The story kicks off with Captain America remembering a field trip he took when he was in the Cub Scouts. It’s a reminder of a time when he almost dishonored a hallowed ground in American history. Even Cap can make mistakes. This leads to Cap and Sam getting back on the road to find his shield, which leads them to a small town with a water problem and the ruckus caused by another local Captain America.
The main story quickly zips into superhero territory with some cool fight sequences and some unfamiliar villains. There’s something much bigger going on, and this issue lays the groundwork for who it might be. Meanwhile, Cap and Sam are fearless under fire. Eaglesham draws a great fight sequence, and later a confrontation with an overweight sheriff to perfection.
The introduction of Nichelle Wright is a good one and a reminder heroes like Steve Rogers and Sam Wilson don’t impress her. She’s a bit different from last issue’s hero and you can immediately see it. She only gets three pages of dialogue, but you understand her vibe due to Eagelsham’s art and what she has to say.
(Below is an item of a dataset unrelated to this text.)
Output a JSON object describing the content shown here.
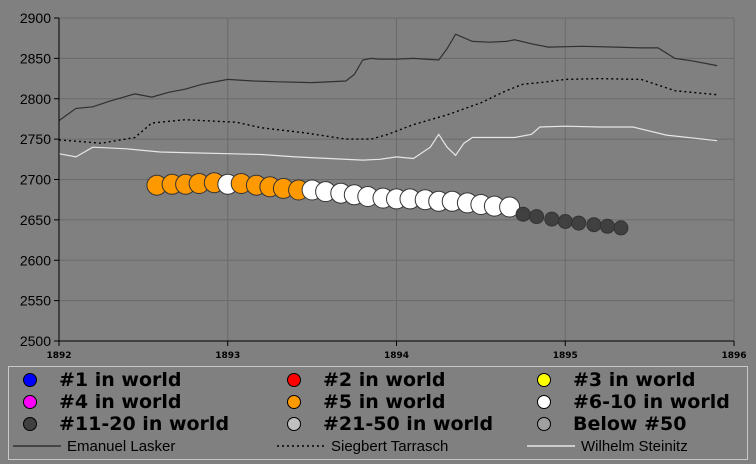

Mohale Mashigo writes and Natacha Bustos draws the backup that features Wright’s actions after the events of the issue. That gives the backup a natural start as well as the notion that she won’t stop, ever. Not only do we get to see what types of folks she must deal with, but we get to see the positive side too. We also get to see some impressive gymnastics from the character which Bustos pulls off in some expert posing and an impressive flip over a very tall fence.
The United States of Captain America #2 further progresses a larger plot and mystery afoot. The dream, not just the American dream, is under attack. Cantwell and Eagelsham continue to write a pitch-perfect Captain America while delivering a realistic look at America. It hits on a different set of realities in America intertwined with super-heroics and a fight for the dream.